Hakikat için dönmedi
Aktaş ve Yavuzel’in de aralarında olduğu yüzü aşkın kişinin yakıldığı olayın üzerinden 6 yıl geçti. 14 Aralık 2015’te sokağa çıkma yasağı ilan edilen ilçeden haber geçen, katledildiğinde 19 yaşında bir gazeteci olan Aktaş, “geri dön” ısrarlarına rağmen “Eğer ben burada ki gerçekleri yansıtamazsan, benim bu mesleği yürütmemin bir anlamı kalmaz” diyerek bölgeyi terk etmedi. Çatışmaların birinci ayında kaldığı evin bombalanması sonucu yaralanan Aktaş, diğer yaralılarla birlikte hastaneye götürülmesine izin verilmedi.
Katledilen Aktaş’a yakalama kararı çıkarıldı
Katliama dair herhangi bir soruşturma başlatılmazken, Aktaş’ın kendisi ve ölümünü haberleştiren Azadiya Welat gazetesi çalışanları hakkında soruşturma açıldı. Aktaş hakkında Diyarbakır 4. Ağır Ceza Mahkemesi’nde 7 buçuk yıla kadar cezalandırılması istemiyle dava açan ve hakkında yakalama kararı çıkaran savcı, 22 ay sonra “Aktaş’ın ölümüne ikna olup” dosyanın düşürülmesini talep etti ve dosya mahkeme tarafından düşürüldü.
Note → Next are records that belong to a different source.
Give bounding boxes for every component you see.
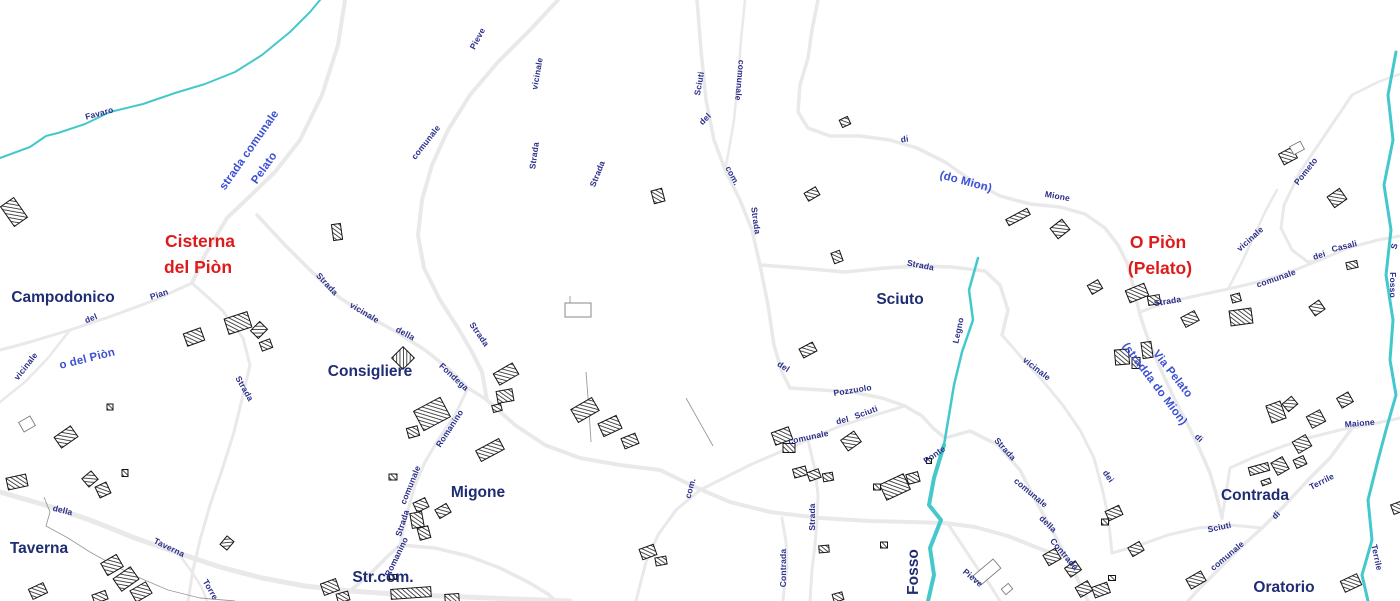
building	[1231, 293, 1242, 303]
map-viewport[interactable]: Cisternadel PiònO Piòn(Pelato)Campodonic…	[0, 0, 1400, 601]
building	[655, 556, 667, 566]
building	[639, 544, 657, 559]
stream	[944, 258, 978, 445]
map-label-vicinale: vicinale	[348, 300, 381, 325]
map-label-o-piòn: O Piòn	[1130, 232, 1186, 252]
map-label-pieve: Pieve	[468, 26, 488, 51]
map-label-sciuti: Sciuti	[1207, 520, 1233, 535]
building	[1391, 502, 1400, 515]
map-label-o-del-piòn: o del Piòn	[58, 346, 116, 371]
building-outline	[19, 416, 36, 432]
building	[1306, 410, 1325, 429]
map-label-comunale: comunale	[1255, 267, 1297, 290]
building	[410, 512, 424, 529]
map-label-fosso: Fosso	[905, 549, 922, 595]
map-label-strada: Strada	[393, 508, 411, 537]
building	[1340, 574, 1361, 592]
road	[1002, 335, 1112, 553]
map-label-comunale: comunale	[1208, 539, 1246, 573]
building	[822, 472, 833, 482]
map-label-del: del	[83, 311, 99, 325]
map-label-della: della	[1037, 513, 1059, 534]
map-label-oratorio: Oratorio	[1253, 579, 1314, 596]
building	[841, 431, 862, 451]
building	[807, 469, 821, 482]
building	[435, 503, 451, 518]
building	[1282, 396, 1298, 411]
map-label-strada: Strada	[314, 271, 340, 298]
building	[220, 536, 234, 550]
map-label-casali: Casali	[1330, 238, 1358, 254]
road	[1281, 95, 1352, 262]
building	[28, 583, 47, 600]
map-label-mione: Mione	[1044, 189, 1071, 203]
building	[417, 526, 431, 540]
building	[496, 389, 514, 404]
building	[336, 591, 350, 601]
building	[413, 498, 429, 513]
building	[391, 587, 432, 600]
map-label-ponte: Ponte	[921, 443, 947, 465]
map-label-strada: Strada	[807, 503, 817, 530]
road	[0, 492, 570, 601]
map-label-cisterna: Cisterna	[165, 231, 235, 251]
map-label-pometo: Pometo	[1292, 155, 1320, 186]
map-label-comunale: comunale	[733, 59, 747, 101]
map-canvas[interactable]: Cisternadel PiònO Piòn(Pelato)Campodonic…	[0, 0, 1400, 601]
minor-lines-layer	[44, 296, 713, 601]
map-label-vicinale: vicinale	[12, 350, 40, 382]
building	[107, 404, 113, 410]
map-label-strada: Strada	[468, 320, 492, 348]
building	[92, 590, 108, 601]
building	[493, 363, 519, 385]
building	[1, 198, 28, 227]
road	[697, 0, 790, 388]
building	[183, 328, 204, 346]
building	[1309, 300, 1325, 316]
stream	[0, 0, 320, 158]
building	[1125, 283, 1148, 303]
map-label-s: S	[1389, 242, 1400, 250]
building	[224, 312, 252, 335]
map-label-del-piòn: del Piòn	[164, 257, 232, 277]
map-label-legno: Legno	[950, 316, 965, 344]
stream	[1362, 52, 1396, 601]
building	[1109, 576, 1116, 581]
map-label-vicinale: vicinale	[1021, 355, 1053, 383]
building	[101, 554, 124, 575]
building-outline	[1001, 583, 1012, 594]
map-label-strada: Strada	[587, 159, 607, 188]
building	[880, 474, 911, 500]
map-label-dei: dei	[1311, 248, 1326, 261]
map-label-fondega: Fondega	[437, 361, 471, 393]
map-label-consigliere: Consigliere	[328, 363, 413, 380]
building	[1293, 456, 1307, 469]
building	[793, 466, 808, 478]
building	[1337, 392, 1354, 408]
map-label-strada: Strada	[527, 141, 541, 170]
road	[1133, 285, 1222, 518]
building	[6, 474, 28, 490]
map-label-sciuto: Sciuto	[876, 291, 923, 308]
building	[406, 426, 419, 439]
building	[259, 339, 272, 351]
building	[651, 188, 665, 203]
building	[331, 223, 342, 240]
building	[54, 426, 78, 448]
map-label-vicinale: vicinale	[1235, 224, 1266, 253]
map-label-contrada: Contrada	[1221, 487, 1289, 504]
road	[636, 406, 905, 601]
building	[445, 594, 460, 601]
map-label-terrile: Terrile	[1369, 543, 1384, 571]
building	[1092, 582, 1111, 598]
map-label-strada: Strada	[233, 374, 255, 403]
map-label-dei: dei	[1101, 468, 1116, 484]
building	[1346, 260, 1358, 269]
path-line	[686, 398, 713, 446]
map-label-della: della	[52, 503, 74, 518]
building	[804, 187, 820, 201]
map-label-strada: Strada	[992, 435, 1018, 462]
building	[1229, 308, 1253, 326]
building	[251, 322, 268, 339]
building	[799, 342, 817, 358]
building	[874, 484, 881, 490]
map-label-pelato: (Pelato)	[1128, 258, 1192, 278]
map-label-maione: Maione	[1344, 417, 1375, 430]
map-label-strada: Strada	[906, 258, 935, 273]
building	[1271, 457, 1289, 476]
building	[832, 592, 844, 601]
building	[598, 415, 622, 436]
building	[1248, 463, 1269, 476]
building	[122, 470, 128, 477]
building	[1102, 519, 1109, 525]
building	[82, 471, 98, 487]
building	[621, 433, 639, 449]
building	[839, 116, 851, 127]
road	[487, 400, 1062, 557]
building	[881, 542, 888, 548]
building	[95, 482, 111, 498]
building	[130, 582, 152, 601]
map-label-fosso: Fosso	[1388, 272, 1398, 298]
building	[1006, 208, 1030, 225]
map-label-favaro: Favaro	[84, 105, 114, 122]
map-label-di: di	[900, 134, 909, 145]
building	[1261, 478, 1271, 486]
building	[320, 579, 339, 596]
map-label-do-mion: (do Mion)	[938, 169, 993, 194]
building	[906, 472, 920, 485]
building	[819, 545, 830, 553]
building	[476, 439, 505, 462]
building	[389, 474, 397, 480]
map-label-migone: Migone	[451, 484, 506, 501]
map-label-della: della	[394, 324, 417, 342]
building	[1327, 188, 1347, 207]
road	[798, 0, 1133, 285]
building-outline	[565, 303, 591, 317]
building	[1050, 219, 1070, 238]
map-label-contrada: Contrada	[778, 549, 788, 588]
map-label-vicinale: vicinale	[529, 57, 544, 91]
building	[1087, 280, 1102, 295]
building	[571, 398, 599, 423]
map-label-taverna: Taverna	[10, 540, 69, 557]
map-label-campodonico: Campodonico	[11, 289, 114, 306]
building	[831, 250, 843, 263]
building	[1181, 311, 1199, 328]
map-label-comunale: comunale	[1012, 476, 1050, 510]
Yavuzel’in ise 2011-2013 yılları arasında “Örgüt üyesi olma” iddiasıyla cezaevinde kaldığı süre için açılan soruşturmayı da Nusaybin Cumhuriyet Savcılığı kapattı. Yavuzel katledildikten aylar sonra Urfa’da yaşayan ailesinin adresine gönderilen tebligatta, soruşturma için “Kovuşturmaya yer yok” denildi.
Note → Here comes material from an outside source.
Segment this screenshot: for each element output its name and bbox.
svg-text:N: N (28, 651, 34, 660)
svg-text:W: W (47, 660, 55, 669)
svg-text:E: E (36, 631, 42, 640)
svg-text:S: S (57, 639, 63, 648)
Yakılarak katledildiği yazılmadı
Oğlu yaralandığı sırada Aktaş’ın annesi Meliha Aktaş, Cizre-Nusaybin arasında sivillerin başlattığı nöbet eyleminde yer aldı. Aktaş, annesi ile yaptığı son telefon görüşmesinde, “Anne kendine iyi bak” dedi. Oğlunun yaralandığı haberini alan anne yaşanan vahşetten habersiz, yanına pijama, havlu alarak Cizre’ye doğru yola çıktığında bodrumlarda insanların yakılarak katledildiği haberini aldı. Cenazeler öyle bir hal almıştı ki anne Aktaş, oğlunun cenazesine defalarca bakmasına rağmen onu tanıyamadı, ancak DNA testi sonucu cenaze teşhis edilebildi. Otopsi raporunda ise ölüm nedeni olarak, “Bilinmeyen bir sebep” yazılsa da “vahşet” bütün dünyanın gözü önünde yaşandı.
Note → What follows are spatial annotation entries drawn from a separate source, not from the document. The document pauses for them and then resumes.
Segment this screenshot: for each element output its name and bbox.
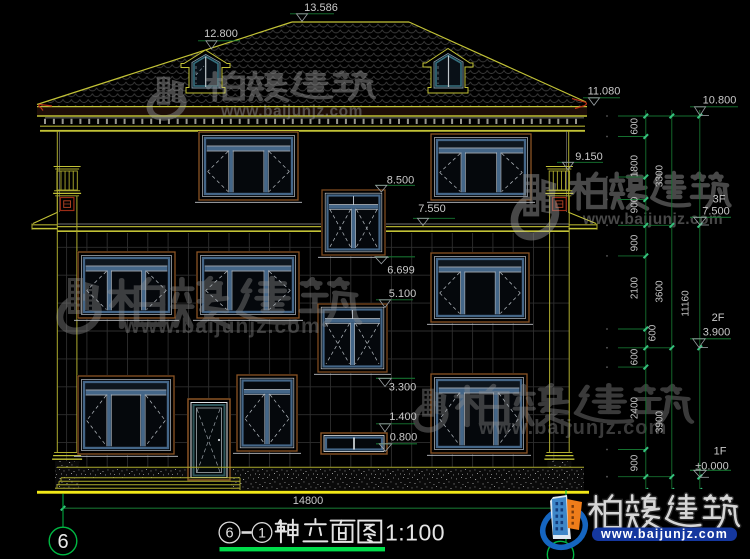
svg-text:14800: 14800 bbox=[293, 495, 324, 507]
svg-text:www.baijunjz.com: www.baijunjz.com bbox=[478, 417, 668, 439]
svg-text:13.586: 13.586 bbox=[304, 2, 338, 14]
svg-text:1.400: 1.400 bbox=[389, 411, 417, 423]
svg-text:600: 600 bbox=[630, 348, 641, 365]
svg-text:600: 600 bbox=[648, 324, 659, 341]
svg-text:0.800: 0.800 bbox=[390, 432, 418, 444]
svg-text:600: 600 bbox=[630, 118, 641, 135]
svg-text:7.550: 7.550 bbox=[418, 203, 446, 215]
svg-text:www.baijunjz.com: www.baijunjz.com bbox=[122, 315, 320, 338]
svg-text:2F: 2F bbox=[712, 312, 725, 324]
svg-text:2400: 2400 bbox=[630, 396, 641, 419]
svg-text:9.150: 9.150 bbox=[575, 151, 603, 163]
svg-text:900: 900 bbox=[630, 234, 641, 251]
svg-text:11160: 11160 bbox=[681, 290, 692, 317]
svg-text:5.100: 5.100 bbox=[389, 288, 417, 300]
svg-text:12.800: 12.800 bbox=[204, 28, 238, 40]
svg-text:3F: 3F bbox=[713, 194, 726, 206]
svg-text:3.900: 3.900 bbox=[703, 327, 731, 339]
svg-text:8.500: 8.500 bbox=[387, 175, 415, 187]
svg-text:3600: 3600 bbox=[655, 280, 666, 303]
svg-text:3900: 3900 bbox=[655, 410, 666, 433]
svg-text:2100: 2100 bbox=[630, 276, 641, 299]
svg-text:900: 900 bbox=[630, 454, 641, 471]
svg-text:1F: 1F bbox=[714, 446, 727, 458]
svg-text:www.baijunjz.com: www.baijunjz.com bbox=[600, 527, 728, 541]
svg-text:1: 1 bbox=[258, 525, 266, 541]
svg-text:11.080: 11.080 bbox=[588, 86, 621, 98]
svg-text:6.699: 6.699 bbox=[387, 265, 415, 277]
svg-text:6: 6 bbox=[57, 531, 68, 553]
svg-text:1800: 1800 bbox=[630, 154, 641, 177]
svg-text:3.300: 3.300 bbox=[389, 382, 417, 394]
svg-text:3300: 3300 bbox=[655, 164, 666, 187]
svg-text:7.500: 7.500 bbox=[702, 206, 730, 218]
svg-text:1:100: 1:100 bbox=[385, 520, 445, 546]
svg-text:6: 6 bbox=[225, 526, 233, 542]
svg-text:www.baijunjz.com: www.baijunjz.com bbox=[220, 103, 363, 120]
svg-text:900: 900 bbox=[630, 196, 641, 213]
svg-text:10.800: 10.800 bbox=[703, 95, 737, 107]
13.00’da Aktaş ve Yavuzel’e gidilecek
Vahşetin üstünden 6 yıl geçti. Aktaş ve Yavuzel, her yıl olduğu gibi bu yılda 26 Şubat’ta siyasi parti ve gazeteci örgütlerinin temsilcileri tarafından saat 13.00’da mezarları başında anılacak.